The Chrome team was pretty averse to implementing DANE as an alternative to the web PKI. I don't think I understood why, but their reluctance seemed to be what stopped its momentum (maybe outside of SMTP?).


'agl wrote a blog post about it. There were two big problems, one in principle and one practical.

The practical: you can't reliably run DNSSEC everywhere Chrome runs. Networks get really fucky with any even slightly unusual DNS messages.

The principle: because you can't realistically ever declare a "flag day" and deprecate the X.509 WebPKI, you have to support both systems, so DANE doesn't collapse your trust anchors down to a smaller set; it actually adds to the number of things you have to trust.


These are strong arguments.

It's really tragic that the Internet is so ossified. (Not just in this regard, but in many others.)


I'm more thinking about the pre-Chrome era. The DANE drafts weren't even written, let alone standardized, until it was already hard to move and really hard to get people to move. That slowness had a whole lot to do with obstructionism, FUD, and influence campaigning, from commercial interests, specifically Verisign, and perhaps from some anti-cryptography "national security" interests as well.

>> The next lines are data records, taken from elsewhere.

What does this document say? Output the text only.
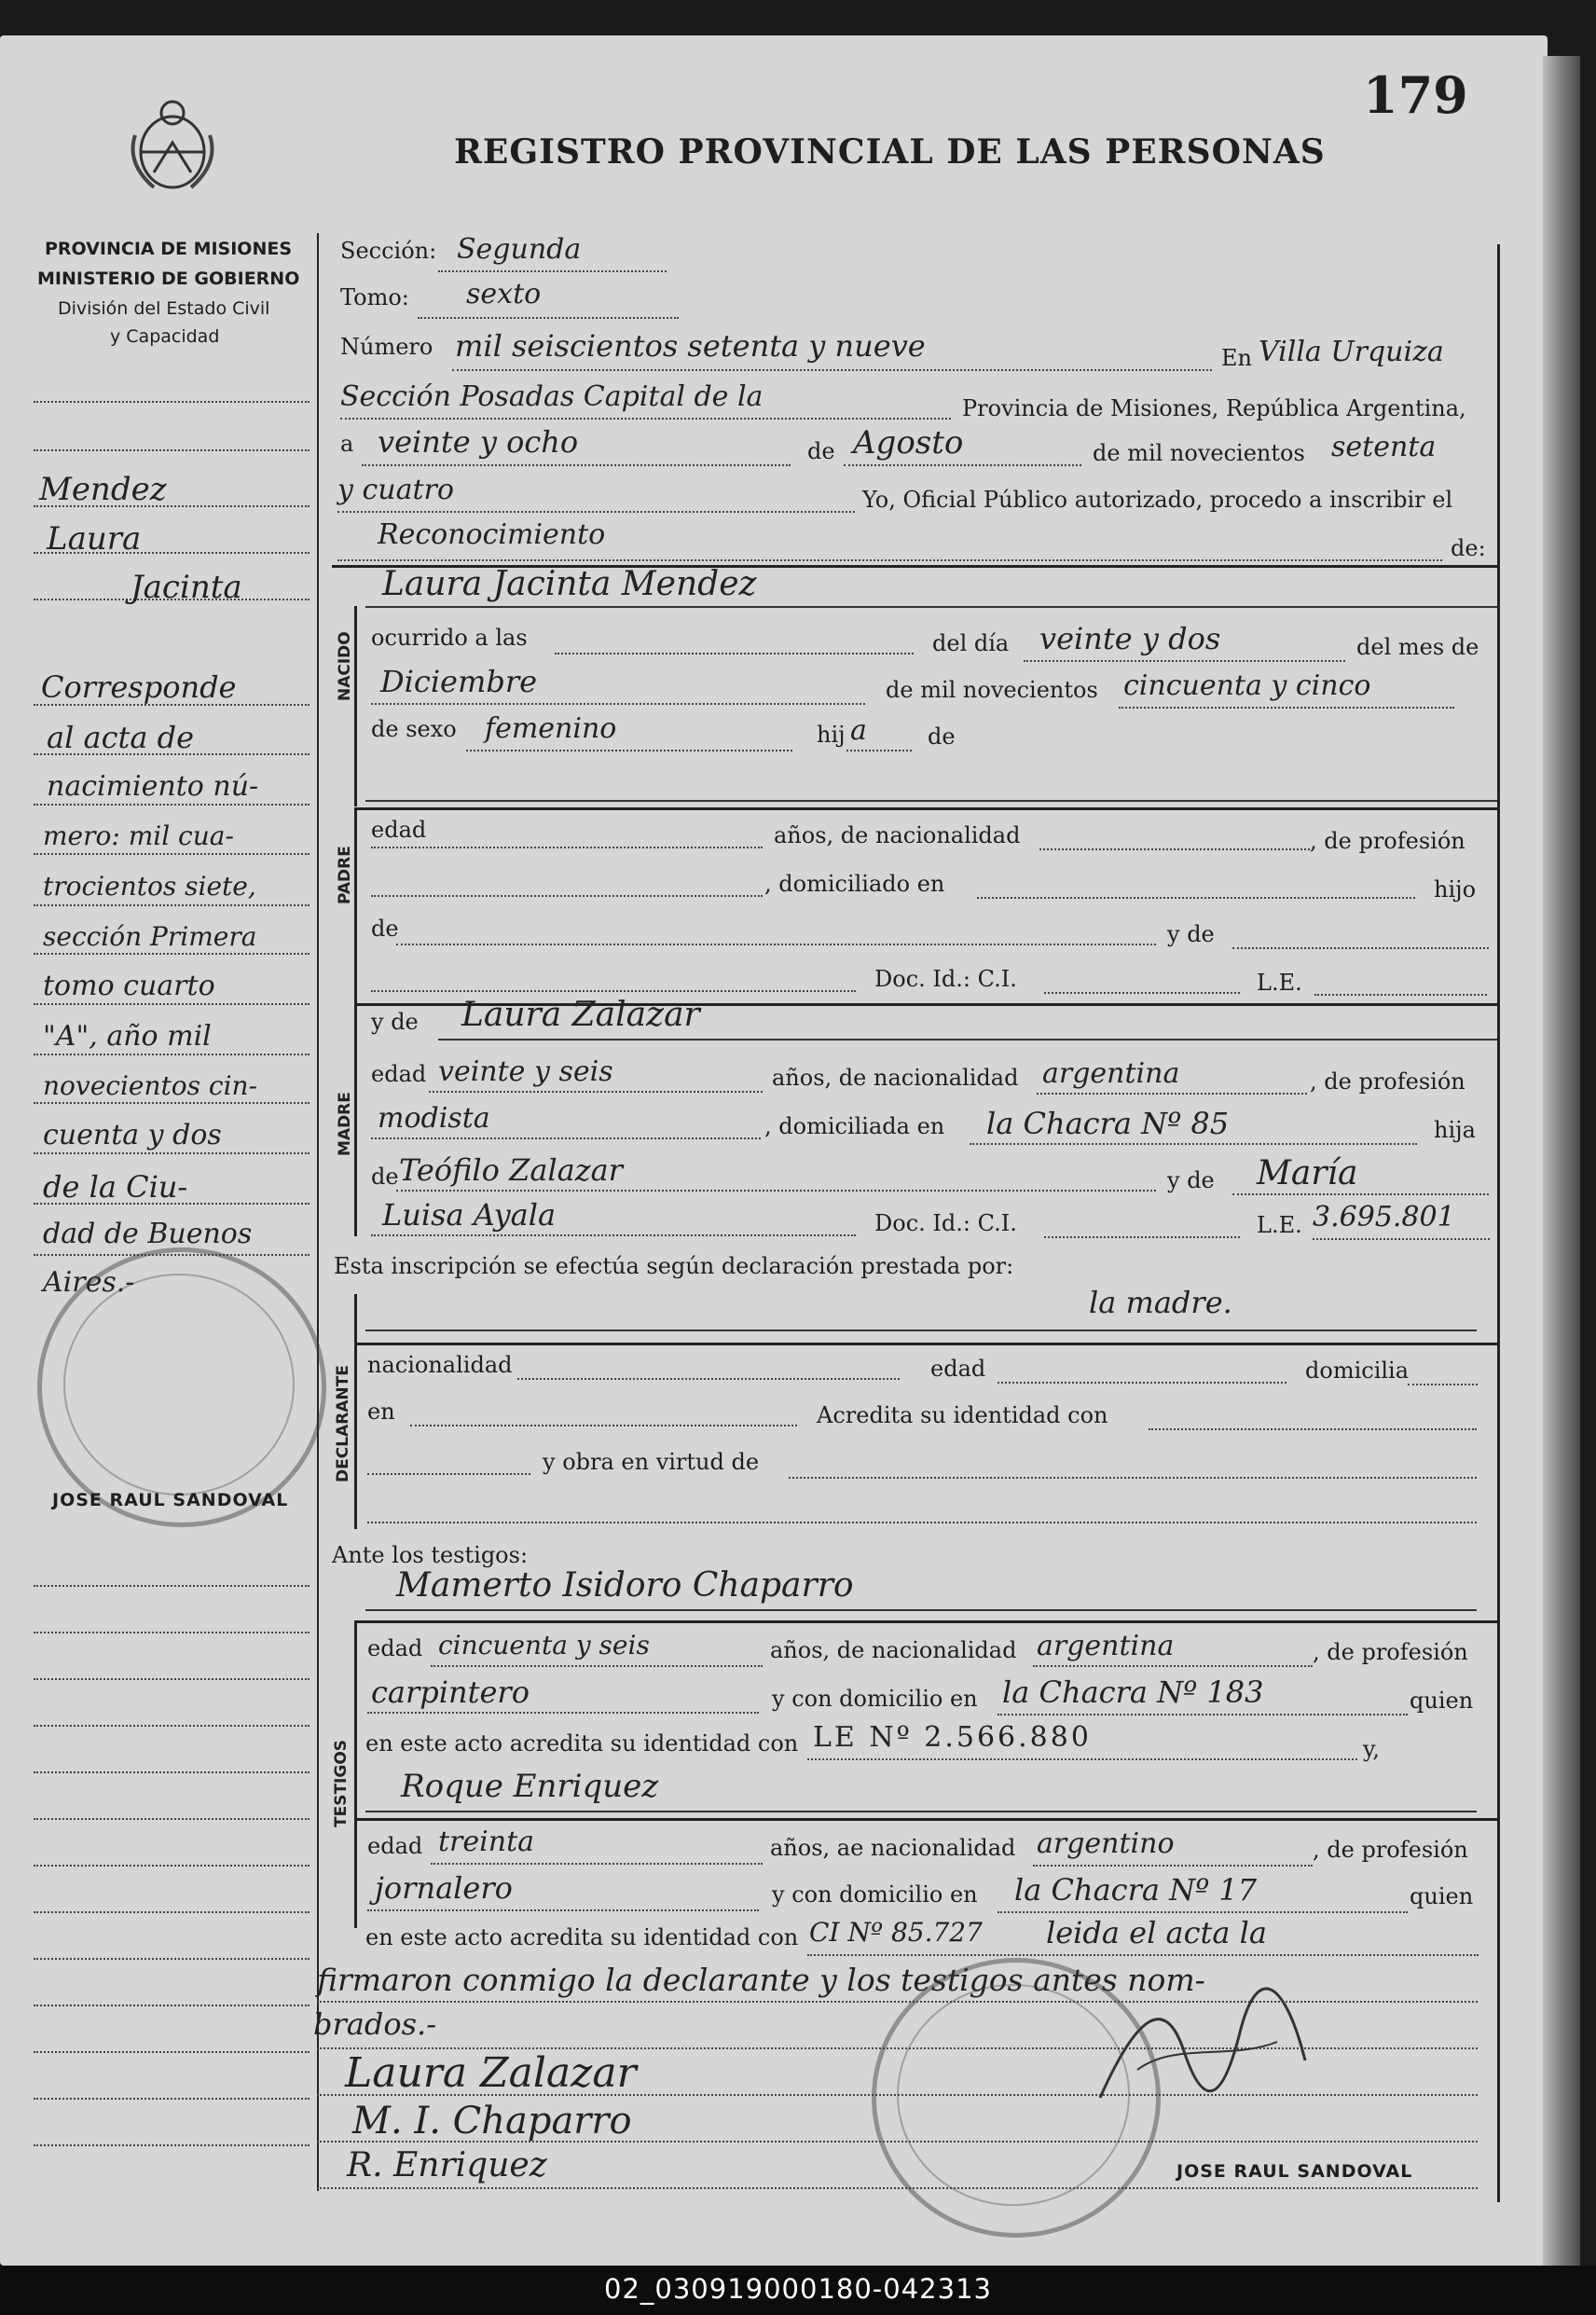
179
REGISTRO PROVINCIAL DE LAS PERSONAS
PROVINCIA DE MISIONES
MINISTERIO DE GOBIERNO
División del Estado Civil
y Capacidad
Mendez
Laura
Jacinta
Corresponde
al acta de
nacimiento nú-
mero: mil cua-
trocientos siete,
sección Primera
tomo cuarto
"A", año mil
novecientos cin-
cuenta y dos
de la Ciu-
dad de Buenos
Aires.-
JOSE RAUL SANDOVAL
Sección: Segunda
Tomo: sexto
Número mil seiscientos setenta y nueve	En Villa Urquiza
Sección Posadas Capital de la	Provincia de Misiones, República Argentina,
a veinte y ocho	de Agosto	de mil novecientos setenta
y cuatro	Yo, Oficial Público autorizado, procedo a inscribir el
Reconocimiento	de:
Laura Jacinta Mendez
NACIDO ocurrido a las	del día veinte y dos	del mes de
Diciembre	de mil novecientos cincuenta y cinco
de sexo femenino	hij a	de
PADRE
edad	años, de nacionalidad	, de profesión
, domiciliado en	hijo
de	y de
Doc. Id.: C.I.	L.E.
MADRE
y de Laura Zalazar
edad veinte y seis	años, de nacionalidad argentina	, de profesión
modista	, domiciliada en la Chacra Nº 85	hija
de Teófilo Zalazar	y de María
Luisa Ayala	Doc. Id.: C.I.	L.E. 3.695.801
Esta inscripción se efectúa según declaración prestada por:
la madre.
DECLARANTE
nacionalidad	edad	domicilia
en	Acredita su identidad con
y obra en virtud de
Ante los testigos:
Mamerto Isidoro Chaparro
TESTIGOS
edad cincuenta y seis	años, de nacionalidad argentina	, de profesión
carpintero	y con domicilio en la Chacra Nº 183	quien
en este acto acredita su identidad con LE Nº 2.566.880	y,
Roque Enriquez
edad treinta	años, ae nacionalidad argentino	, de profesión
jornalero	y con domicilio en la Chacra Nº 17	quien
en este acto acredita su identidad con CI Nº 85.727 leida el acta la
firmaron conmigo la declarante y los testigos antes nom-
brados.-
Laura Zalazar
M. I. Chaparro
R. Enriquez	JOSE RAUL SANDOVAL
02_030919000180-042313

Admittedly DNSSEC is an essential prerequisite and wasn't really baked, but it was being delayed by essentially the same FUD. And DNSSEC got quite usable, from a pure technology readiness point of view, pretty fast once people started putting a little urgency behind it later on. It's still relatively hard to use, but that would evaporate in six months if there were some impetus for it to get more users.

Not that the browsers helped, mind you (Mozilla wasn't really any better). A switch to DNS as root of trust still could have been done when DANE was finished if there'd been any real will. Much less will than it takes to establish this or that bad-idea standard that's of no value to anybody but advertisers. Or for that matter to set up weird, mutant, off-the-wall, who-asked-for-that, solving-the-wrong-problem-in-the-wrong-way hackery like DNS over HTTP.

Still, by that time, the browsers could point not only at an entrenched system of practice, but also at a ton of broken, clearly-non-standards-compliant middleboxes on the network screwing up DNS, especially in "The Enterprise(TM)". Personally, I had, and still have, zero sympathy for the people who put those boxes there or put themselves behind them. I would have given them exactly zero consideration. But a lot of people somehow seem to think that one system's bad behavior obliges everybody else to bend over backwards to accommodate that system forever after.

There is actually one legitimate knock against DNSSEC: it makes replies bigger, which makes DNS a worse DoS amplifier. I think it's worth it, and if it weren't my reponse would probably have just been to start moving DNS over TCP. But at least there's a somewhat respectable argument there. Strangely, it was never the main argument you heard.


Ironically, DOS amplification is the one argument against DNSSEC I don't buy; you can already use DNS quite effectively as an amplifier, along with other protocols.

The fundamental problem with this whole line of argument though is that, even if things worked well (they did not; ask Slack) you're still just trading the WebPKI --- with all its warts --- for a system that is even less transparent, and that is de jure operated by world governments. There will, for instance, never be a "DANE Transparency" log; not only because DANE will never be deployed for real, but also because the market forces that coerced CAs into adopting CT don't exist in the DNS.